49. Les œuvres de l’esprit[2]. — Il était naturel qu’après avoir rappelé ces œuvres de la chair, auxquelles est fermé le royaume de Dieu, il rappelât aussi les œuvres de l’esprit, qu’il nomme les fruits de l’esprit. « Au contraire, dit-il donc, les fruits de l’esprit sont : la charité, la joie, la paix, la patience, la bienveillance, la bonté, la foi, la mansuétude, la tempérance. » Il ajoute : « Contre de pareilles choses il n’y a point de loi ; » c’est pourrions faire comprendre que nous sommes sous la Loi, si ces vertus ne règnent pas en nous. Y règnent-elles ? Nous usons légitimement de la Loi, car la Loi n’est pas alors destinée à nous réprimer ; du reste la justice a pour nous des charmes meilleurs et plus puissants. Voici en effet ce que saint Paul écrit à Timothée : « Nous savons que la Loi est bonne, si on en use légitimement ; reconnais que la Loi n’est pas imposée au juste, mais que c’est aux injustes et aux insoumis, aux impies et aux pécheurs, aux scélérats et aux débauchés, aux assassins de père ou de mère, aux homicides, aux fornicateurs, aux sodomites, aux voleurs d’esclaves, aux menteurs, aux parjures et aux autres coupables que condamne la saine doctrine[3] ; » sous-entendez ici : que la Loi est imposée. Ainsi donc, les fruits de l’esprit règnent dans un homme, quand en lui ne règnent pas les péchés. Or ces fruits excellents y règnent quand ils charment assez pour retenir le cœur au moment des tentations et pour l’empêcher de tomber en consentant au péché. Il est nécessaire en effet que nous agissions conformément à ce qui nous charme le plus. Exemple : Voici devant quelqu’un l’image d’une belle femme, elle provoque des mouvements charnels ; mais si la beauté intime, si la pureté de la chasteté nous charme davantage, nous y conformons alors notre vie et nos œuvres, avec la grâce que donne la foi au Christ ; et le péché ne régnant plus en nous jusqu’à nous faire céder à ses impressions, la justice au contraire y exerçant son empire, nous faisons avec plaisir tout ce que nous savons être agréable à Dieu dans cette vertu. Ce que j’ai dit de la chasteté et du vice contraire, j’ai entendu qu’on l’applique à tous les autres cas.

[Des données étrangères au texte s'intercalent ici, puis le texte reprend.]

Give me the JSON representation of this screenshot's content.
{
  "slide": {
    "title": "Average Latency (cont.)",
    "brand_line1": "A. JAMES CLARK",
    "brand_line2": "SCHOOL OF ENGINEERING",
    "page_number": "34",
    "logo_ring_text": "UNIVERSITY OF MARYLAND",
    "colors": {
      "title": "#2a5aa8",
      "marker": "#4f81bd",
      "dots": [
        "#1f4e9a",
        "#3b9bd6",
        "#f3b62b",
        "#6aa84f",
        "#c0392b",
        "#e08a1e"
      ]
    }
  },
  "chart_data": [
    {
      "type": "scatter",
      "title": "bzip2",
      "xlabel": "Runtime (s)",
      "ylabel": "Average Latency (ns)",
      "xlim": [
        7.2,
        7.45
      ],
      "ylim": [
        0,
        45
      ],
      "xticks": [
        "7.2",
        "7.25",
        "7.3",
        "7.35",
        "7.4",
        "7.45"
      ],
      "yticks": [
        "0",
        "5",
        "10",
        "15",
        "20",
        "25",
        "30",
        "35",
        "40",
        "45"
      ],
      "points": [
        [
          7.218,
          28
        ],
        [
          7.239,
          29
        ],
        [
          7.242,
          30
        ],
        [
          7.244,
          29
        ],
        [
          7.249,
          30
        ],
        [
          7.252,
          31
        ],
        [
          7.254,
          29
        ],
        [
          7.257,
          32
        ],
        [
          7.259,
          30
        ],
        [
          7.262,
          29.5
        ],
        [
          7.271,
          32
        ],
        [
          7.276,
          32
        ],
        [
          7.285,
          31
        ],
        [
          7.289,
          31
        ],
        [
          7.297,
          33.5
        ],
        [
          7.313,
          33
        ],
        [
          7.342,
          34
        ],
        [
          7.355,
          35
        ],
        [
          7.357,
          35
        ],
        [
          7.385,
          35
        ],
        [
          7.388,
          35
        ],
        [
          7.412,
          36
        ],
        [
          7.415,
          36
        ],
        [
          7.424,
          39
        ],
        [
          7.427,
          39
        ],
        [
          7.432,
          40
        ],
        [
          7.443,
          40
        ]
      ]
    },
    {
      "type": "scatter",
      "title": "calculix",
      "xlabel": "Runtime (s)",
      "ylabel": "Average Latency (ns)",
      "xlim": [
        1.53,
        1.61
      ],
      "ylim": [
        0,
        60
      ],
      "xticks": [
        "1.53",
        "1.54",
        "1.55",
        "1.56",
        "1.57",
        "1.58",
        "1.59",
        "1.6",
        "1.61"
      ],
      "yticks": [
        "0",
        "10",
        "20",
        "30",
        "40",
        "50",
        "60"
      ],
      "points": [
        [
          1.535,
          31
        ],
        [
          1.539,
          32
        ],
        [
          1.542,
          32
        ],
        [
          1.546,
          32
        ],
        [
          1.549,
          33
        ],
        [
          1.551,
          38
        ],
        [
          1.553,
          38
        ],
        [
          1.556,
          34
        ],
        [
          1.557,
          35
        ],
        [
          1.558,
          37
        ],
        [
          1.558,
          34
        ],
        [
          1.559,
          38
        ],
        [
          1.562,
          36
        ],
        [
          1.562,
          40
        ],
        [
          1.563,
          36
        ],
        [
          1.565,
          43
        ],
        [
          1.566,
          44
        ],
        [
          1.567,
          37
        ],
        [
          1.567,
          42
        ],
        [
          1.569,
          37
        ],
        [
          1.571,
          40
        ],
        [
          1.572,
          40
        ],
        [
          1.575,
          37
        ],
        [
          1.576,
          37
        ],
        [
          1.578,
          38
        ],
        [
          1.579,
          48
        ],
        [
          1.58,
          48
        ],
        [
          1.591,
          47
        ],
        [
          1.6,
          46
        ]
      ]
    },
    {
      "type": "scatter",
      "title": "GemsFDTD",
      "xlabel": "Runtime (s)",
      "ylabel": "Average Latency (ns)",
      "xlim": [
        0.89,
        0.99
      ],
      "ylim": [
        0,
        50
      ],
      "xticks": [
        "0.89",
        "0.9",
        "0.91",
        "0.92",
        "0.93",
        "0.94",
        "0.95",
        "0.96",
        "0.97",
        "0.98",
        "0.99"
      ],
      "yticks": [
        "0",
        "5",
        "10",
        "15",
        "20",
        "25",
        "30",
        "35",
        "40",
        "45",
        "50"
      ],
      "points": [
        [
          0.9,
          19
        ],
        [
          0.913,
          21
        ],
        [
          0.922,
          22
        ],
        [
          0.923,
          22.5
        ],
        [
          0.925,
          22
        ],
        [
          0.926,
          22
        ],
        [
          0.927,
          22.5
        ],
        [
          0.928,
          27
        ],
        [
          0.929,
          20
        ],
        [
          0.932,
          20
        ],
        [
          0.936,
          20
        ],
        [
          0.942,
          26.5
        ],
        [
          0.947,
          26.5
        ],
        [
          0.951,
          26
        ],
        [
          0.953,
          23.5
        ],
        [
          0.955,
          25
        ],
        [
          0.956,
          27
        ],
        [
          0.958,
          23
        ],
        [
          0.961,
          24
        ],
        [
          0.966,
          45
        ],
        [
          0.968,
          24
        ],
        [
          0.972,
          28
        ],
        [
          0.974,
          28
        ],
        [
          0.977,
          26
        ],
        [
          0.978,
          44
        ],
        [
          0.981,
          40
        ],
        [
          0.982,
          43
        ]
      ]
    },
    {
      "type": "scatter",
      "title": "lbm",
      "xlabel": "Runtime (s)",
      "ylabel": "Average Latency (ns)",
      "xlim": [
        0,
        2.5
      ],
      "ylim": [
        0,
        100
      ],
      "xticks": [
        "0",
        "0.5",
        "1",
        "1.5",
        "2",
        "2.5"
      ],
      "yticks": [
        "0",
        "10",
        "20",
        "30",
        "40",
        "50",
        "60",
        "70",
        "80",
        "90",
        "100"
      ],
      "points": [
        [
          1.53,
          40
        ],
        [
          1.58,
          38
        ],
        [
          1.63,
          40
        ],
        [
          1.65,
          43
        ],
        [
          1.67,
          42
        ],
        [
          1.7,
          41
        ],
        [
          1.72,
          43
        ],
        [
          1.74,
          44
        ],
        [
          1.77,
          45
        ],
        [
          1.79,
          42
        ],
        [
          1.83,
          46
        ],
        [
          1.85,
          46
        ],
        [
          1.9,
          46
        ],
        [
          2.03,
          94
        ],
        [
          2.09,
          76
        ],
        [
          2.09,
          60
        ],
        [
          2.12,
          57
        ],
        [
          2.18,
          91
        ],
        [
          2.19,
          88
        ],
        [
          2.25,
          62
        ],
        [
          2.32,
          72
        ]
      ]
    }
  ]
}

50. Enumérations diverses. – On pourrait s’étonner de voir, soit que les œuvres de la chair ne figurent ici ni dans le même nombre ni dans le même ordre que présente l’Épître aux Corinthiens ; soit que les œuvres spirituelles opposées aux vices charnels soient moins nombreuses que ces derniers ; soit enfin qu’à chaque vice ne corresponde pas exactement la vertu contraire, comme à la fornication correspond la chasteté, la pureté à l’impureté. Mais l’Apôtre n’a pas entrepris de faire connaître le nombre, il a voulu plutôt indiquer la nature des vices à fuir et des vertus à rechercher. Aussi en se servant des termes de chair et d’esprit entendait-il nous porter à éviter le péché et le châtiment du péché pour nous attacher à la grâce du Seigneur et à sa justice ; il craignait qu’en abandonnant durant la vie cette grâce qui a déterminé le Seigneur à mourir pour nous, nous ne parvinssions pas à l’éternel repos où pour nous aussi vit le Seigneur ; et qu’en ne comprenant point la portée du châtiment temporel que le Seigneur a daigné souffrir, pour nous dompter, en, endurant la mort dans sa chair, nous ne vinssions à tomber au milieu des châtiments éternels préparés à l’orgueil qui continue ses révoltes contre Dieu. Voilà pourquoi, après avoir rappelé plusieurs des œuvres de la chair, il ajoute : « Et autres vices semblables ; » montrant assez, par ces paroles, qu’il n’a point voulu faire une énumération bien exacte, mais indiquer seulement et sans gène ce qui se présentait à lui. Il fait de même quand il est question des fruits de l’esprit ; il ne dit pas Contre ces choses, mais : « Contre de pareilles choses il n’y a pas de loi ; » en d’autres termes, il n’y en a ni contre ce que je viens de rappeler, ni contre les vertus semblables.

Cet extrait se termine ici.